2nd Thursday in Advent
Isaiah 41: 13 – 20; Ps 145; Matthew 11: 11 – 15
The reading from Isaiah presents God as grasping Israel right hand in a gesture of love and peace and God’s words underline this: “Fear not, I will help you!” The next words to Israel are rather unusual words of address to anyone: “O worm Jacob, O maggot Israel!” Anything is possible but I hardly think a man would say to his wife, “You are my little maggot” or she to her husband, “And you are the worm of my life!” These are not the usual words of endearment, of what is known as sweet talk!

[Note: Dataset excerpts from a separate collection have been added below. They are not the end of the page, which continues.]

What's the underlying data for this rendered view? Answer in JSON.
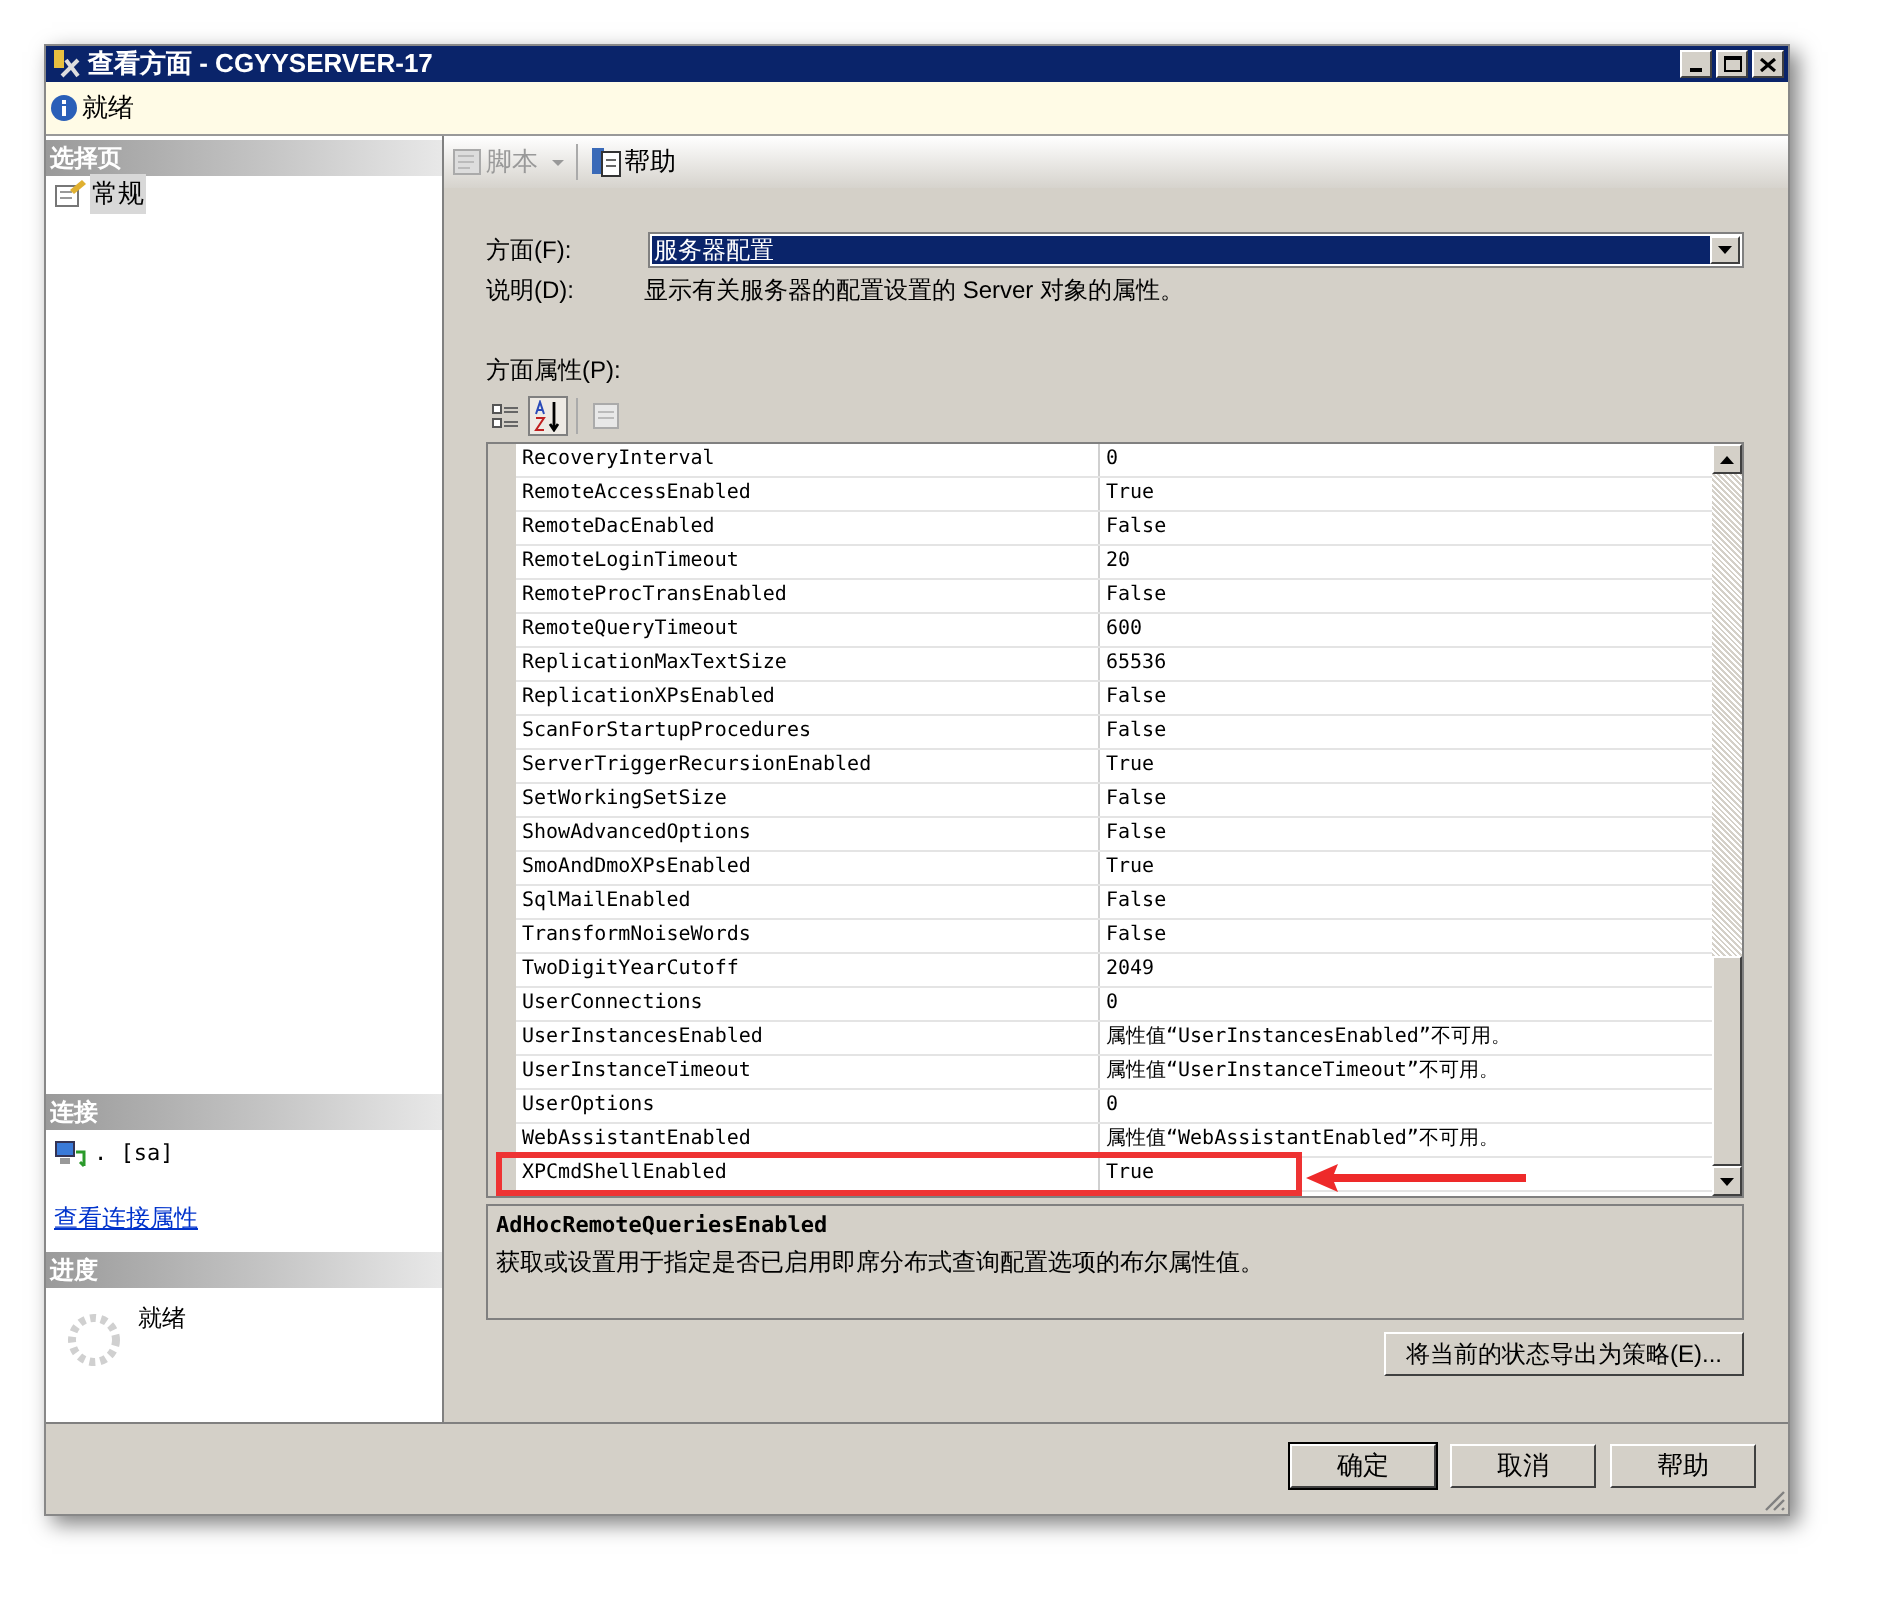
{
  "window": {
    "title": "查看方面 - CGYYSERVER-17"
  },
  "status_bar": {
    "text": "就绪"
  },
  "sidebar": {
    "header": "选择页",
    "items": [
      {
        "label": "常规",
        "selected": true
      }
    ]
  },
  "connection": {
    "header": "连接",
    "server": ". [sa]",
    "link": "查看连接属性"
  },
  "progress": {
    "header": "进度",
    "text": "就绪"
  },
  "toolbar": {
    "buttons": [
      {
        "kind": "script",
        "label": "脚本",
        "disabled": true
      },
      {
        "kind": "help",
        "label": "帮助",
        "disabled": false
      }
    ]
  },
  "facet": {
    "label": "方面(F):",
    "value": "服务器配置"
  },
  "description": {
    "label": "说明(D):",
    "text": "显示有关服务器的配置设置的 Server 对象的属性。"
  },
  "properties_label": "方面属性(P):",
  "sort_buttons": [
    {
      "kind": "categorized",
      "selected": false
    },
    {
      "kind": "alphabetical",
      "selected": true
    },
    {
      "kind": "pages",
      "selected": false
    }
  ],
  "properties": [
    {
      "name": "RecoveryInterval",
      "value": "0",
      "highlighted": false
    },
    {
      "name": "RemoteAccessEnabled",
      "value": "True",
      "highlighted": false
    },
    {
      "name": "RemoteDacEnabled",
      "value": "False",
      "highlighted": false
    },
    {
      "name": "RemoteLoginTimeout",
      "value": "20",
      "highlighted": false
    },
    {
      "name": "RemoteProcTransEnabled",
      "value": "False",
      "highlighted": false
    },
    {
      "name": "RemoteQueryTimeout",
      "value": "600",
      "highlighted": false
    },
    {
      "name": "ReplicationMaxTextSize",
      "value": "65536",
      "highlighted": false
    },
    {
      "name": "ReplicationXPsEnabled",
      "value": "False",
      "highlighted": false
    },
    {
      "name": "ScanForStartupProcedures",
      "value": "False",
      "highlighted": false
    },
    {
      "name": "ServerTriggerRecursionEnabled",
      "value": "True",
      "highlighted": false
    },
    {
      "name": "SetWorkingSetSize",
      "value": "False",
      "highlighted": false
    },
    {
      "name": "ShowAdvancedOptions",
      "value": "False",
      "highlighted": false
    },
    {
      "name": "SmoAndDmoXPsEnabled",
      "value": "True",
      "highlighted": false
    },
    {
      "name": "SqlMailEnabled",
      "value": "False",
      "highlighted": false
    },
    {
      "name": "TransformNoiseWords",
      "value": "False",
      "highlighted": false
    },
    {
      "name": "TwoDigitYearCutoff",
      "value": "2049",
      "highlighted": false
    },
    {
      "name": "UserConnections",
      "value": "0",
      "highlighted": false
    },
    {
      "name": "UserInstancesEnabled",
      "value": "属性值“UserInstancesEnabled”不可用。",
      "highlighted": false
    },
    {
      "name": "UserInstanceTimeout",
      "value": "属性值“UserInstanceTimeout”不可用。",
      "highlighted": false
    },
    {
      "name": "UserOptions",
      "value": "0",
      "highlighted": false
    },
    {
      "name": "WebAssistantEnabled",
      "value": "属性值“WebAssistantEnabled”不可用。",
      "highlighted": false
    },
    {
      "name": "XPCmdShellEnabled",
      "value": "True",
      "highlighted": true
    }
  ],
  "property_help": {
    "title": "AdHocRemoteQueriesEnabled",
    "text": "获取或设置用于指定是否已启用即席分布式查询配置选项的布尔属性值。"
  },
  "export_button": "将当前的状态导出为策略(E)...",
  "buttons": [
    {
      "label": "确定",
      "default": true
    },
    {
      "label": "取消",
      "default": false
    },
    {
      "label": "帮助",
      "default": false
    }
  ]
}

Yet, the Lord has said such to Israel. The worm, the maggot in themselves cannot be considered evil and by nature, they do what worms and maggots do in God’s plan of creation. I believe the Lord is criticizing Israel’s poor response to His covenant in that, like a worm living in the ground, Israel flees the light that is God Himself and in great ignorance seeks the darkness of idolatry. Israel is like a maggot devouring what is decayed and dead, neither trusting in nor seeking God’s living word, the word for which they were created and chosen
Yet, with all that, the Lord does not give up on Israel; there is never a threat of abandonment. God never washes His hands of them. Just the opposite, in this passage from Isaiah there are nine promises of help that follow upon the Lord’s criticism. Again and again “I will help you…I will answer them…I will not forsake them…I will” again and again relentlessly. God’s love for His people is clear, defined, steadfast, strong and is not deterred by their unfaithfulness, nor by ours. Human infidelity does not in the least diminish God’s own divine freedom to love, to be merciful because the Lord says, “I will help you, your Redeemer is the Holy one of Israel.”

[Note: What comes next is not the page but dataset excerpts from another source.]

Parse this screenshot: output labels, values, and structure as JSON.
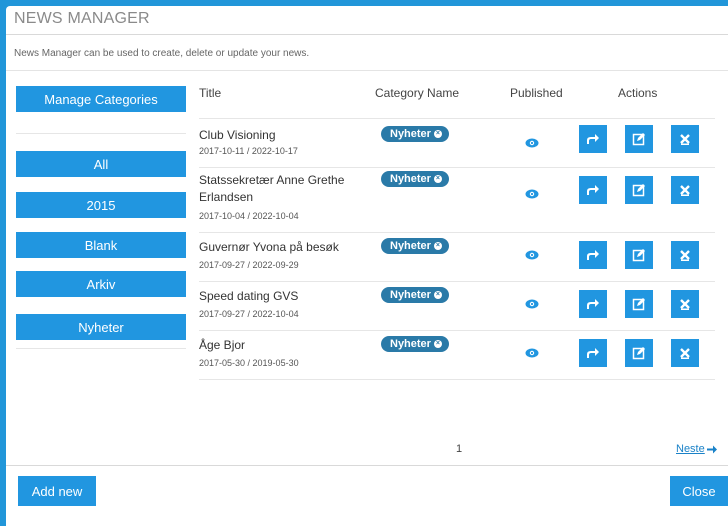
{
  "header": {
    "title": "NEWS MANAGER",
    "description": "News Manager can be used to create, delete or update your news."
  },
  "sidebar": {
    "manage_label": "Manage Categories",
    "categories": [
      "All",
      "2015",
      "Blank",
      "Arkiv",
      "Nyheter"
    ]
  },
  "table": {
    "columns": {
      "title": "Title",
      "category": "Category Name",
      "published": "Published",
      "actions": "Actions"
    },
    "rows": [
      {
        "title": "Club Visioning",
        "dates": "2017-10-11 / 2022-10-17",
        "category": "Nyheter"
      },
      {
        "title": "Statssekretær Anne Grethe Erlandsen",
        "dates": "2017-10-04 / 2022-10-04",
        "category": "Nyheter"
      },
      {
        "title": "Guvernør Yvona på besøk",
        "dates": "2017-09-27 / 2022-09-29",
        "category": "Nyheter"
      },
      {
        "title": "Speed dating GVS",
        "dates": "2017-09-27 / 2022-10-04",
        "category": "Nyheter"
      },
      {
        "title": "Åge Bjor",
        "dates": "2017-05-30 / 2019-05-30",
        "category": "Nyheter"
      }
    ]
  },
  "pagination": {
    "current_page": "1",
    "next_label": "Neste"
  },
  "footer": {
    "add_label": "Add new",
    "close_label": "Close"
  },
  "colors": {
    "primary": "#2196e0",
    "badge": "#2a7aa8",
    "frame": "#2196d9"
  }
}
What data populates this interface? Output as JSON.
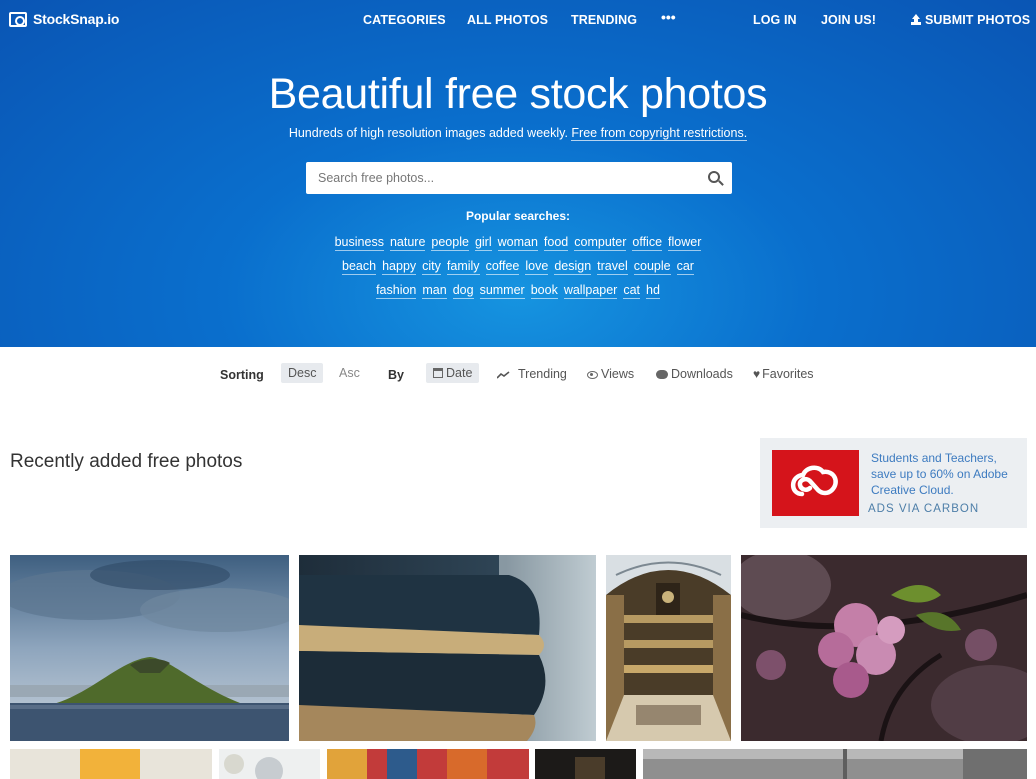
{
  "nav": {
    "logo": "StockSnap.io",
    "links": [
      "CATEGORIES",
      "ALL PHOTOS",
      "TRENDING"
    ],
    "more": "•••",
    "login": "LOG IN",
    "join": "JOIN US!",
    "submit": "SUBMIT PHOTOS"
  },
  "hero": {
    "title": "Beautiful free stock photos",
    "subtitle": "Hundreds of high resolution images added weekly.",
    "subtitle_link": "Free from copyright restrictions.",
    "search_placeholder": "Search free photos...",
    "popular_label": "Popular searches:",
    "tags_row1": [
      "business",
      "nature",
      "people",
      "girl",
      "woman",
      "food",
      "computer",
      "office",
      "flower"
    ],
    "tags_row2": [
      "beach",
      "happy",
      "city",
      "family",
      "coffee",
      "love",
      "design",
      "travel",
      "couple",
      "car"
    ],
    "tags_row3": [
      "fashion",
      "man",
      "dog",
      "summer",
      "book",
      "wallpaper",
      "cat",
      "hd"
    ]
  },
  "sort": {
    "label": "Sorting",
    "desc": "Desc",
    "asc": "Asc",
    "by": "By",
    "date": "Date",
    "trending": "Trending",
    "views": "Views",
    "downloads": "Downloads",
    "favorites": "Favorites"
  },
  "section": {
    "title": "Recently added free photos"
  },
  "ad": {
    "text": "Students and Teachers, save up to 60% on Adobe Creative Cloud.",
    "via": "ADS VIA CARBON"
  }
}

In the responsorial psalm we prayed: “The Lord is good to all and compassionate toward all His works.” On Tuesday, the Holy Father inaugurated the Holy Year of Mercy, the ever-present Divine Mercy of the Redeemer, the compassion ever flowing from the heart of God and flowing upon and into us at this moment in this Holy Eucharist.

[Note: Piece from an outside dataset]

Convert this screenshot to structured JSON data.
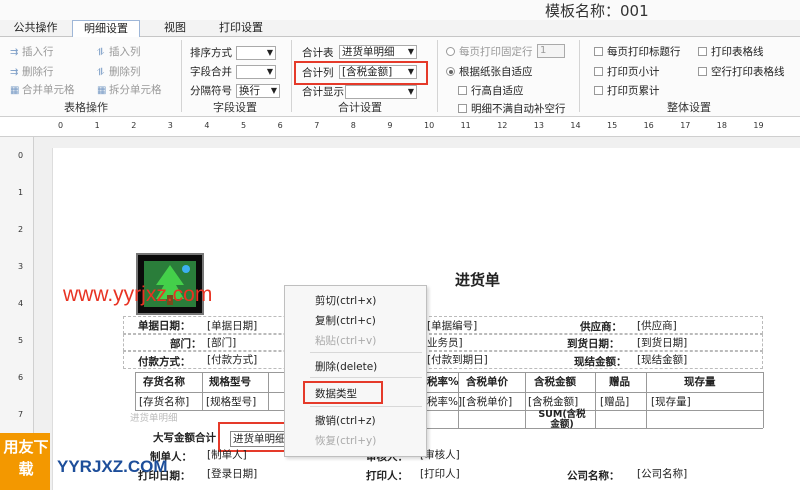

The Lord’s word to Israel is very much addressed to us at this time: “That all may see and know, observe and understand, that the hand of the Lord has done this, the Holy One of Israel has created it.” In knowing this truth, we are abundantly graced and in living this truth we are truly His sons and daughters and in becoming this more and more, we affirm and embrace God’s love by which we were created and in which we are chosen.